At the end of the first “Hotel Transylvania,” Dracula (Adam Sandler) had decided that humans weren’t so bad after his daughter Mavis (Selena Gomez) had fallen in love with one named Jonathan (Andy Samberg). The new movie sees the young couple getting married and having a baby named Dennis. There’s some confusion over whether Dennis technically counts as a “human” or “vampire,” and although Dracula insists that he loves him no matter what, he secretly hopes he’s a vampire. Dennis will officially be a vampire if he gets fangs before the end of his fifth birthday, so Dracula exposes him to all sorts of vampire stimuli in hopes that it will trigger the fangs.
Dracula enlists his friends Frankenstein (Kevin James), Wayne the Werewolf (Steve Buscemi), Griffin the Invisible Man (David Spade), and Murray the Mummy (Keegan-Michael Key, replacing Cee-Lo Green from the original) and they take little Dennis on some monster adventures that they screw up by not remembering how to act like monsters themselves.
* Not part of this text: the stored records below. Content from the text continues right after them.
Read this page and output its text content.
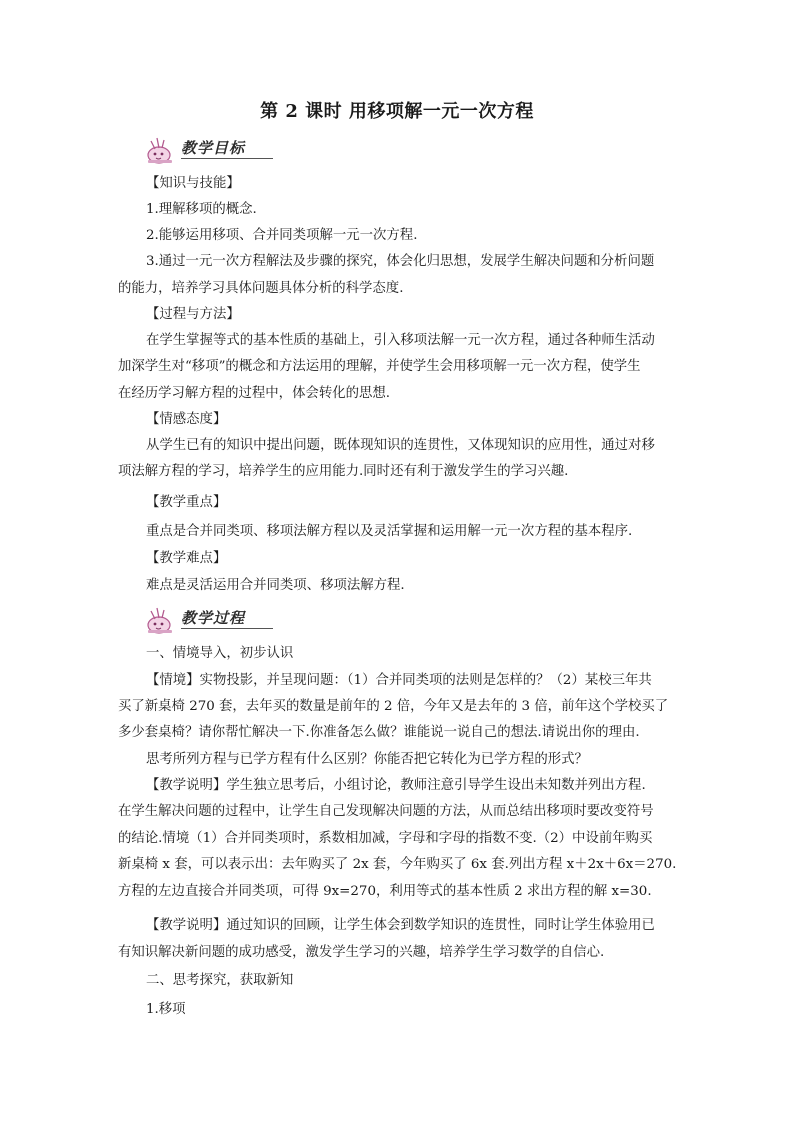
第 2 课时 用移项解一元一次方程
教学目标
【知识与技能】
1.理解移项的概念.
2.能够运用移项、合并同类项解一元一次方程.
3.通过一元一次方程解法及步骤的探究，体会化归思想，发展学生解决问题和分析问题
的能力，培养学习具体问题具体分析的科学态度.
【过程与方法】
在学生掌握等式的基本性质的基础上，引入移项法解一元一次方程，通过各种师生活动
加深学生对“移项”的概念和方法运用的理解，并使学生会用移项解一元一次方程，使学生
在经历学习解方程的过程中，体会转化的思想.
【情感态度】
从学生已有的知识中提出问题，既体现知识的连贯性，又体现知识的应用性，通过对移
项法解方程的学习，培养学生的应用能力.同时还有利于激发学生的学习兴趣.
【教学重点】
重点是合并同类项、移项法解方程以及灵活掌握和运用解一元一次方程的基本程序.
【教学难点】
难点是灵活运用合并同类项、移项法解方程.
教学过程
一、情境导入，初步认识
【情境】实物投影，并呈现问题：（1）合并同类项的法则是怎样的？（2）某校三年共
买了新桌椅 270 套，去年买的数量是前年的 2 倍，今年又是去年的 3 倍，前年这个学校买了
多少套桌椅？请你帮忙解决一下.你准备怎么做？谁能说一说自己的想法.请说出你的理由.
思考所列方程与已学方程有什么区别？你能否把它转化为已学方程的形式？
【教学说明】学生独立思考后，小组讨论，教师注意引导学生设出未知数并列出方程.
在学生解决问题的过程中，让学生自己发现解决问题的方法，从而总结出移项时要改变符号
的结论.情境（1）合并同类项时，系数相加减，字母和字母的指数不变.（2）中设前年购买
新桌椅 x 套，可以表示出：去年购买了 2x 套，今年购买了 6x 套.列出方程 x＋2x＋6x＝270.
方程的左边直接合并同类项，可得 9x=270，利用等式的基本性质 2 求出方程的解 x=30.
【教学说明】通过知识的回顾，让学生体会到数学知识的连贯性，同时让学生体验用已
有知识解决新问题的成功感受，激发学生学习的兴趣，培养学生学习数学的自信心.
二、思考探究，获取新知
1.移项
Here’s the one joke assigned to each character: Frankenstein is fat, Wayne is basically a dog, Griffin’s girlfriend is made-up, and Murray has a bad back. It’s these four jokes, over and over again. Oh, and there’s also sixth member of the team: Blobby, a green blob that wiggles around and doesn’t talk. Somehow, he’s the most interesting. The whole thing ends at Dennis’s fifth birthday party where Great-Vampa Vlad (Mel Brooks) threatens to ruin everything by hating humans… just as much as Dracula did in the first movie, actually.
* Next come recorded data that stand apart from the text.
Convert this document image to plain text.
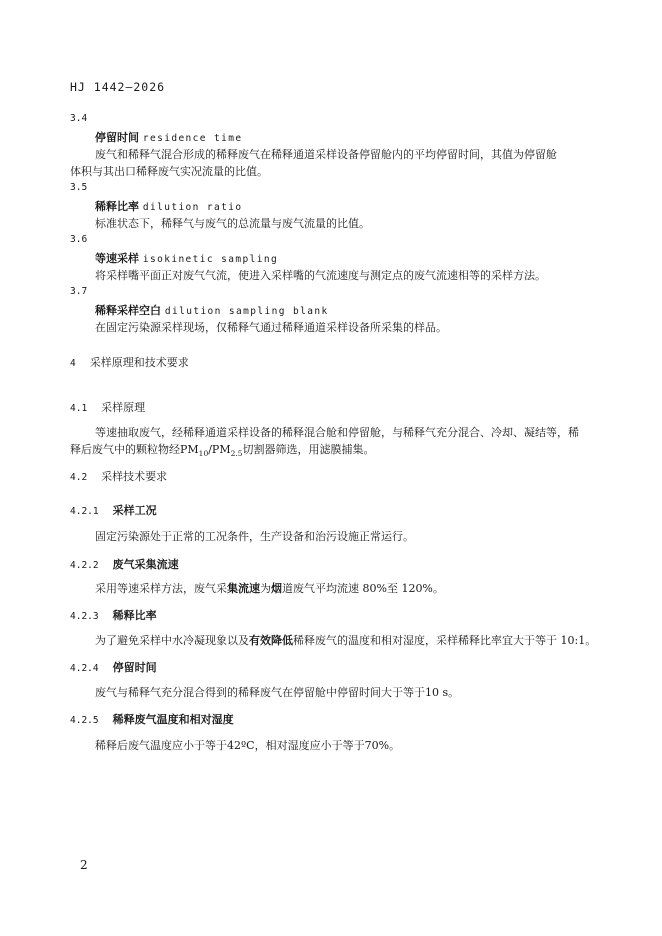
HJ 1442—2026
3.4
停留时间 residence time
废气和稀释气混合形成的稀释废气在稀释通道采样设备停留舱内的平均停留时间，其值为停留舱
体积与其出口稀释废气实况流量的比值。
3.5
稀释比率 dilution ratio
标准状态下，稀释气与废气的总流量与废气流量的比值。
3.6
等速采样 isokinetic sampling
将采样嘴平面正对废气气流，使进入采样嘴的气流速度与测定点的废气流速相等的采样方法。
3.7
稀释采样空白 dilution sampling blank
在固定污染源采样现场，仅稀释气通过稀释通道采样设备所采集的样品。
4 采样原理和技术要求
4.1 采样原理
等速抽取废气，经稀释通道采样设备的稀释混合舱和停留舱，与稀释气充分混合、冷却、凝结等，稀
释后废气中的颗粒物经$PM_{10}/PM_{2.5}$切割器筛选，用滤膜捕集。
4.2 采样技术要求
4.2.1 采样工况
固定污染源处于正常的工况条件，生产设备和治污设施正常运行。
4.2.2 废气采集流速
采用等速采样方法，废气采集流速为烟道废气平均流速 80%至 120%。
4.2.3 稀释比率
为了避免采样中水冷凝现象以及有效降低稀释废气的温度和相对湿度，采样稀释比率宜大于等于 10:1。
4.2.4 停留时间
废气与稀释气充分混合得到的稀释废气在停留舱中停留时间大于等于10 s。
4.2.5 稀释废气温度和相对湿度
稀释后废气温度应小于等于42ºC，相对湿度应小于等于70%。
2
When the movie isn’t busy with dull visual gags, it’s telling jokes that I’d call “groaners,” except that it would imply that they elicit some kind of response. Honestly, is it that hard to find funny things to do with these characters? And the movie misses one opportunity after another. I’d like to see what the hotel is like now that it’s open to both humans and monsters. Alas, you wouldn’t even know there was a hotel in this movie if not for the title. I saw some potential laughs with Jonathan’s parents (Megan Mullally and Nick Offerman) who believe in some silly misconceptions about monsters (in fact, their false identification of a monster is one of the few gags I laughed at), but they’re mostly squandered. Perhaps worst of all is that the movie wastes the talents of comedy legend Mel Brooks. He gets one cheap laugh about a phony vampire hairdo and everything else he either plays way too straight or can’t save.
There’s just no need for a second “Hotel Transylvania” movie. There wasn’t exactly a need for a first one, but if the original wore its premise thin, this one wears it as invisible as Griffin. But is anyone really surprised in 2015 that a movie starring Adam Sandler and his buddies is a hacky mess? In fact, I have to say something about this movie that’s more insulting than calling it “lame,” “unfunny,” or even “Cinematic Junk Food.” These days, all I have to do to insult an Adam Sandler movie is call it “an Adam Sandler movie.”
One and a Half Stars out of Five.
“Hotel Transylvania 2” is rated PG for some scary images, action and rude humor. Its running time is 89 minutes.